At the beginning of Luntz’s piece he says:
It begins by reflecting more closely on Mr. Trump’s rule-breaking, paradigm-shattering campaign in 2016 and all of his unforced errors since then. It accurately reflects the significant attitudinal and economic changes in America over the past eight years.
This is his way of saying the Republican candidates must respect the appeal of Trump’s combative style and more populist economic message. The problem with that is that no one will break more rules or paradigms or better embody the attitudinal thirst among conservatives for combat. If the battle is waged along those lines, Trump will win.
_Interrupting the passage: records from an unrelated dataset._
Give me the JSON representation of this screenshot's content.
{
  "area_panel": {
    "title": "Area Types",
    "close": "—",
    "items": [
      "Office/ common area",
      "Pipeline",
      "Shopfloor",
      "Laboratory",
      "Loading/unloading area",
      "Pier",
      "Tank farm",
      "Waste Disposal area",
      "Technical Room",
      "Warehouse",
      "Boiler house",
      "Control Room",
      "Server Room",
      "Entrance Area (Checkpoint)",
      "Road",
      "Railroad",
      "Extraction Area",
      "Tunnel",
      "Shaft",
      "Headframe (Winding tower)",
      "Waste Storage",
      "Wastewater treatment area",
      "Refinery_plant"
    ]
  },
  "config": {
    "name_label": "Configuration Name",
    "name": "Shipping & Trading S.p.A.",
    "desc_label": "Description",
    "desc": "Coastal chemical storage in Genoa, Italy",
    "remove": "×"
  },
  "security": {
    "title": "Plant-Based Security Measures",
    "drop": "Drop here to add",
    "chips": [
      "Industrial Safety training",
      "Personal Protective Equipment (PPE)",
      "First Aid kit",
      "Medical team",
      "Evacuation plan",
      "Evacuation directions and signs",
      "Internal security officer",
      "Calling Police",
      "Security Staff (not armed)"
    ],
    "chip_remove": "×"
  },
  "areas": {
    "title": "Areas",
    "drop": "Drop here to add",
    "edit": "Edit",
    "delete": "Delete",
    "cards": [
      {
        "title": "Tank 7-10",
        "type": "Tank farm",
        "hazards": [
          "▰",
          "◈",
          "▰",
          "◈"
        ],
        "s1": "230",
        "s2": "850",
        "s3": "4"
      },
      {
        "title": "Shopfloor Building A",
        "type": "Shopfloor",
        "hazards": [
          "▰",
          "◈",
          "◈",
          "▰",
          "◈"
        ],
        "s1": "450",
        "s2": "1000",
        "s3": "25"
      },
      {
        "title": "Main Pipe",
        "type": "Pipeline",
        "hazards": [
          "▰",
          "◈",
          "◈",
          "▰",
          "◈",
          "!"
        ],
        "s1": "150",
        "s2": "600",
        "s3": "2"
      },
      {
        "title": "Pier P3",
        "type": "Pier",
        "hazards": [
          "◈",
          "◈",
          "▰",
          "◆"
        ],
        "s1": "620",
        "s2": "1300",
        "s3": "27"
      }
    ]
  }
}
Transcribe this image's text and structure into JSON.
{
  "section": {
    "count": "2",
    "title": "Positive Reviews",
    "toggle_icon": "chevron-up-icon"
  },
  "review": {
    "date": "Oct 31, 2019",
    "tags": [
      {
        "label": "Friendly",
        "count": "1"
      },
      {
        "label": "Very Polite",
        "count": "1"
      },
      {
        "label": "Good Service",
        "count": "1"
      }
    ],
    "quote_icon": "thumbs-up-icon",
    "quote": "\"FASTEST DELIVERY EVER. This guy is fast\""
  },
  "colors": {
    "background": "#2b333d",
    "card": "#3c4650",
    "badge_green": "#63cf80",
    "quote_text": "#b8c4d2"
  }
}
To defeat Trump, the focus needs to change. It isn’t about being Trump without the unforced errors (a la Ron DeSantis), but about beating Biden.
It’s really a two-step strategy. Work to undermine Trump’s electability and then attack him for being unelectable.
The challenge, obviously, is that if you’re perceived as harming Trump’s electability you aren’t going to be the beneficiary. This is where surrogates can help. But it’s also about being politically adroit. First, don’t run interference for Trump. Never do anything to lessen his problems. Don’t attack his tormenters and don’t make excuses for him. Pile dirt on him whenever you can, damn with faint praise, and always amplify the difficulty he’ll have winning the general election.
Have faith that the legal woes will build and change perceptions, but also be an active participant in the process.
But, above all, don’t follow the Luntz roadmap. It’s garbage.